COVID-19 Relief

HHS Clarifies Rules for Receipt of Provider Relief Fund Payments

If like so many other providers trying to survive COVID-19 business disruption, your lab is getting federal CARES relief payments, you need to be aware of the recent rule changes announced by HHS. Here’s a quick debriefing.

The Provider Relief Fund
Created as part of the Coronavirus Aid, Relief, and Economic Security Act (CARES), the $50 billion Provider Relief Fund new (aka, Public Health and Social Services Emergency Fund), provides money to providers who furnish COVID-19-related treatment to the uninsured, rural health clinics and hospitals, Indian Health Service facilities, etc. Here are the X takeaways from CMS’ recent Relief Fund guidance.

1. 15-Day Extension of Attestation Deadline
As with any federal aid, there are strings attached. recipients must complete an online attestation posted on the HHS Attestation Portal to accept (or reject) each Provider Relief Fund payment agreeing to the Terms and Conditions governing the use of those funds within 30 days of receiving a payment.
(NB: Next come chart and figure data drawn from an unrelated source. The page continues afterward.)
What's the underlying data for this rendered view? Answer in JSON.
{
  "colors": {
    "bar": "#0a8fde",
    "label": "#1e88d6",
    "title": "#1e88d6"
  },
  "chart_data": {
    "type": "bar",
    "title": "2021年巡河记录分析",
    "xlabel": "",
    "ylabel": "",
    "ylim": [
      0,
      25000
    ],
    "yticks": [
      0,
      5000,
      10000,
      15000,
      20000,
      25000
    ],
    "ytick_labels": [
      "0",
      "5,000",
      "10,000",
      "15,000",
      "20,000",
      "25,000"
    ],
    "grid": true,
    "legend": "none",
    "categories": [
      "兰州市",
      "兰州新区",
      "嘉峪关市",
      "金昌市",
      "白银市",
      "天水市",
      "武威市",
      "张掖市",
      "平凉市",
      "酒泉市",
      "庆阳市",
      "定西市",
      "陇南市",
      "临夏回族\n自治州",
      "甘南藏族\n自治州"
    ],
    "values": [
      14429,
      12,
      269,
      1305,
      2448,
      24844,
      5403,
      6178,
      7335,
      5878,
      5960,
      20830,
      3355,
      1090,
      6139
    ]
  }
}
On May 7, HHS announced that it’s extending the attestation deadline to 45 days. Thus, labs that received the first general distribution payment on April 10 now have until May 24 rather than May 9 to complete the attestation and accept the Terms and Conditions. Labs that don’t return the payment within 45 days of the receipt date will be deemed to have accepted the Terms and Conditions.

2. No Need to Repay Relief Payments
One day earlier, HHS issued new guidance for relief fund recipients in the form of updated FAQs. The first takeaway from the guidance is that HHS isn’t going to ask providers to repay Provider Relief payments as long as the “provider’s lost revenue and increased expenses exceed the amount of Provider Relief funding a provider has received.” But HHS reserves the right to audit recipients and require repayment if the provider:

  • Receives relief payments that exceed its COVID-19 revenue losses or expense increases;
  • Receives relief payment amounts made in error; and/or
  • Violates any of the Terms and Conditions.
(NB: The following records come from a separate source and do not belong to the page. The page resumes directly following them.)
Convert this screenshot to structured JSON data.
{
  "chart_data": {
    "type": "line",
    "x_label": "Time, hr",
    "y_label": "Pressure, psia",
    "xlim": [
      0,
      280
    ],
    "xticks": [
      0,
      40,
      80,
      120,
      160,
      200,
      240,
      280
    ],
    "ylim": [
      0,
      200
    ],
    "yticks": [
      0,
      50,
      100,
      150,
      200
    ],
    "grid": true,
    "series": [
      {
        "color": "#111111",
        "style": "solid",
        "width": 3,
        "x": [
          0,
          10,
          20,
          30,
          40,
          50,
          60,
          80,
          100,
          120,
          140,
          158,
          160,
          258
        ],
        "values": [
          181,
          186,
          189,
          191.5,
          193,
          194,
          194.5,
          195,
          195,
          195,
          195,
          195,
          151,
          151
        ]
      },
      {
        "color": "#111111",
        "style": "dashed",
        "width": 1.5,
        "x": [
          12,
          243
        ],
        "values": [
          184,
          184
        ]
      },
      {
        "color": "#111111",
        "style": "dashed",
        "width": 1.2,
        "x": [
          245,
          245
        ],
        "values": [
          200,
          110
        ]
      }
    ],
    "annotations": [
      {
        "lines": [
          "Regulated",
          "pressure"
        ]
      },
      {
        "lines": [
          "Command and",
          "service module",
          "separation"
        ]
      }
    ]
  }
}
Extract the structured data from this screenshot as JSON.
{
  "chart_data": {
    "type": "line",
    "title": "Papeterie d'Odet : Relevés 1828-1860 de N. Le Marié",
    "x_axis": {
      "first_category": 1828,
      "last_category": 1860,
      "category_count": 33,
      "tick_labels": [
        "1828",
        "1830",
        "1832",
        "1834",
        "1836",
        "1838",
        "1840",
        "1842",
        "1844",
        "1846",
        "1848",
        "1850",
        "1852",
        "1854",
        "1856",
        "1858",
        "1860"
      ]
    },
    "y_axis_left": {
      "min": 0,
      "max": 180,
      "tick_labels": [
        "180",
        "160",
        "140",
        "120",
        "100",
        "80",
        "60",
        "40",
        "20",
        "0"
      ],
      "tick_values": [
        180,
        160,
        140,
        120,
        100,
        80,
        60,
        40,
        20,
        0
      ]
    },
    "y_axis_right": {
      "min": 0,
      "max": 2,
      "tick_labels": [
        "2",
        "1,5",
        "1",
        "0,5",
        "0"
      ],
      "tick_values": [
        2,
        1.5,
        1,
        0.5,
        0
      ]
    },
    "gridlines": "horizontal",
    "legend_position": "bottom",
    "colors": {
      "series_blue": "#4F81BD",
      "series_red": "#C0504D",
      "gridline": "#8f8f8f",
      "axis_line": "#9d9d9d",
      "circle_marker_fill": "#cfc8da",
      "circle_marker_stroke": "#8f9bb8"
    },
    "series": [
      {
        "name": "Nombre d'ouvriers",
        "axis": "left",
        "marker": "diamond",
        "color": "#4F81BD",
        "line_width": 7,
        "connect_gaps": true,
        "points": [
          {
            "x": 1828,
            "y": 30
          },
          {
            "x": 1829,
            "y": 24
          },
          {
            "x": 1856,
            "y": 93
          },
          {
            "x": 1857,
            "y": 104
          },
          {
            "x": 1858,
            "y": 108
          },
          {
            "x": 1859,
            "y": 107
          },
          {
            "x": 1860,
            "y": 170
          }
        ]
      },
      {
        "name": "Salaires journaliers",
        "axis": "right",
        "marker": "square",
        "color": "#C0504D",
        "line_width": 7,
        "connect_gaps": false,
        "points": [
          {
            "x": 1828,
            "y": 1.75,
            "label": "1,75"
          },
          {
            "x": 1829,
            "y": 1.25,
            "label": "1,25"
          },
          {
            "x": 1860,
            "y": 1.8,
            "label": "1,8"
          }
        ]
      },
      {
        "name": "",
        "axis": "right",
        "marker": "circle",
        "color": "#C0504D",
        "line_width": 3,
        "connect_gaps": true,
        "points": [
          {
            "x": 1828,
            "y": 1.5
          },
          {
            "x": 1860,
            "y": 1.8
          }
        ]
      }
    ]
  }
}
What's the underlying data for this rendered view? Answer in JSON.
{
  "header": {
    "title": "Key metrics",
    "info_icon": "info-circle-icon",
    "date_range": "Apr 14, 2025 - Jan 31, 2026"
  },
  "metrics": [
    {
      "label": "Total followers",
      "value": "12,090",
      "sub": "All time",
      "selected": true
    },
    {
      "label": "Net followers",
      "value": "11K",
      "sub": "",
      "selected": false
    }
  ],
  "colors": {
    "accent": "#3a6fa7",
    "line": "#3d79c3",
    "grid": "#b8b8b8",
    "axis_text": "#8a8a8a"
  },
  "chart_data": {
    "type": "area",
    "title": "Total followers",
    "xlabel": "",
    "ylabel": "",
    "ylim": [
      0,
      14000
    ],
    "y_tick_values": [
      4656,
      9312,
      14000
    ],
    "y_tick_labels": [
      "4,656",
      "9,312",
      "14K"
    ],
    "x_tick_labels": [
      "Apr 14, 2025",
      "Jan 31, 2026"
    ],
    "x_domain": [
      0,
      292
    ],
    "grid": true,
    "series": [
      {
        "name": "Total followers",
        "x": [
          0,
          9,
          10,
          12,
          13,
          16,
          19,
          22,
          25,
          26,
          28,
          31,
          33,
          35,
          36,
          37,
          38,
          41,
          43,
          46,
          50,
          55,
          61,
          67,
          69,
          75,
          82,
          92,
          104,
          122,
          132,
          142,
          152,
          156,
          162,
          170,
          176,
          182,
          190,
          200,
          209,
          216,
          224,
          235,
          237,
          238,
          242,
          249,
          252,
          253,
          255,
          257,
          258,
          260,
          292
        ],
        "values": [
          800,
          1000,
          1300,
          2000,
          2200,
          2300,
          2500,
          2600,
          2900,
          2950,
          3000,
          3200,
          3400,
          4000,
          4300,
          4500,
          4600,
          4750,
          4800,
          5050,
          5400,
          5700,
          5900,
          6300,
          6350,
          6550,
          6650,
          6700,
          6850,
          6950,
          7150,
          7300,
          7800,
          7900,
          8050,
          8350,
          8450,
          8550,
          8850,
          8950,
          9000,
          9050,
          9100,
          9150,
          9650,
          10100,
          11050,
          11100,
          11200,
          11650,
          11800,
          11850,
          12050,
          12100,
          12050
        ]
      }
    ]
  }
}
3. How to Respond to Overpayments
If a provider thinks it’s received a Relief Fund overpayment (or erroneous payment), The new FAQs instruct it to reject the entire payment and submit appropriate documentation enabling HHS to determine the correct the payment via the General Distribution Portal. The provider should also tell its bank to refuse the Automated Clearinghouse (ACH) credit received by initiating an ACH return using the ACH return code of “R23 – Credit Entry Refused by Receiver.”

4. How to Respond to Underpayments
Providers who get less than they expected should accept the payment and submit their revenues in the General Distribution Portal to determine their correct payment, according to the FAQs.
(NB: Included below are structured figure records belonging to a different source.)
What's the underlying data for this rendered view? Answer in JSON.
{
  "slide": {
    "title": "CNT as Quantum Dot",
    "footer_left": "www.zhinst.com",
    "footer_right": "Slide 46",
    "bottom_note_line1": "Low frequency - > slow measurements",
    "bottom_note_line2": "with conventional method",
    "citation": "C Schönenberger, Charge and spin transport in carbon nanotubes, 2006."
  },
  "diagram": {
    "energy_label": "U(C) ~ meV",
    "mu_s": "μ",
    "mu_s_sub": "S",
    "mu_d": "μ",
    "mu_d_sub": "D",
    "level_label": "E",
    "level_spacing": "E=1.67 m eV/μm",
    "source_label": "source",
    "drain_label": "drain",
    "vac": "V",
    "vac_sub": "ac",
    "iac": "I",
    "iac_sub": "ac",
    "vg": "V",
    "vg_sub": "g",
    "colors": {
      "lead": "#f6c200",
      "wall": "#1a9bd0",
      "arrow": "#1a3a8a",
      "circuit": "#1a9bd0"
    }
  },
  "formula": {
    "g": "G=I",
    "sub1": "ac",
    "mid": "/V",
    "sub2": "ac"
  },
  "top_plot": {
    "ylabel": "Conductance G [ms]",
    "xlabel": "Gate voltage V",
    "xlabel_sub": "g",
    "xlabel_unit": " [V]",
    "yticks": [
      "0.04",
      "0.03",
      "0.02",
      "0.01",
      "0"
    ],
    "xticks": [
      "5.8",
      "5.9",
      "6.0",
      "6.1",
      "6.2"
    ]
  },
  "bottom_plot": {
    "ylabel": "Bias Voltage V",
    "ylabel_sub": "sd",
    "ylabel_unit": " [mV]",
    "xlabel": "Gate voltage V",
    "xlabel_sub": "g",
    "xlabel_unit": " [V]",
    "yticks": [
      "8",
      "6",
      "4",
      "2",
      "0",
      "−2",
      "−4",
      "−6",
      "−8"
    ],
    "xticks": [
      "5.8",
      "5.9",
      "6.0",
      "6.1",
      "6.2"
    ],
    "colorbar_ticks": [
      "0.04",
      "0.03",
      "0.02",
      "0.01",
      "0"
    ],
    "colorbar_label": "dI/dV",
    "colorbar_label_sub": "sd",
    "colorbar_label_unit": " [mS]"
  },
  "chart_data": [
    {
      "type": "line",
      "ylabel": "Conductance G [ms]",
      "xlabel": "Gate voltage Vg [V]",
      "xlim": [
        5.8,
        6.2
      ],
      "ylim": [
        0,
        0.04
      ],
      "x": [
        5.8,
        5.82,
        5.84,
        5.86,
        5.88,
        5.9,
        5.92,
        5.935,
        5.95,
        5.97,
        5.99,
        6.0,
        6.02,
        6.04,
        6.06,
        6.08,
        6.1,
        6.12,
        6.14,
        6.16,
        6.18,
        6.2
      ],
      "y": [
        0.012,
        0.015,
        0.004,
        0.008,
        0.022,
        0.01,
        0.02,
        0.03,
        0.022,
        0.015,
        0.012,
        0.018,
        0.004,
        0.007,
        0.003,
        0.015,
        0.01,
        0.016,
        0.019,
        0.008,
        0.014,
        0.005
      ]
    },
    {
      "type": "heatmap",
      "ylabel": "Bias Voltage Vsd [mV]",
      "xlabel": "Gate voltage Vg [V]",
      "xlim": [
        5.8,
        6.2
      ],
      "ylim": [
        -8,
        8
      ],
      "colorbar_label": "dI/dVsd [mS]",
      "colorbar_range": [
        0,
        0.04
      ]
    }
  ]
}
5. Deadline for Quarterly Reports
Providers receiving more than $150,000 from the Provider Relief Fund must submit quarterly reports to the government explaining how they’re using the money. The FAQs confirm that the first quarterly reporting period will be for the “calendar quarter ending June 30” and the Terms and Conditions associated with the Provider Relief Funds indicate that reports will be due “[n]ot later than 10 days after the end of each calendar quarter.” Absent additional guidance, this appears to indicate that the first reports are due by July 10.

6. Clarification on When Ban on Balance Billing Applies
The Terms and Conditions ban balance billing and billing patients above in-network rates for “all care for a presumptive or actual case of COVID-19.” The FAQs clarify that a “presumptive case” is one “where a patient’s medical record documentation supports a diagnosis of COVID-19, even if the patient does not have a positive in vitro diagnostic test result in his or her medical record.”

Takeaway: Wiggle Room on Balance Billing
HHS also notes that most health insurers have publicly committed to reimbursing out-of-network providers treating health plan members for COVID-19-related care at the insurer’s prevailing in-network rate. But if the health insurer doesn’t meet that commitment, the FAQs say that the provider “may seek to collect from the patient out-of-pocket expenses, including deductibles, copayments, or balance billing, in an amount that is no greater than what the patient would have otherwise been required to pay if the care had been provided by an in-network provider.”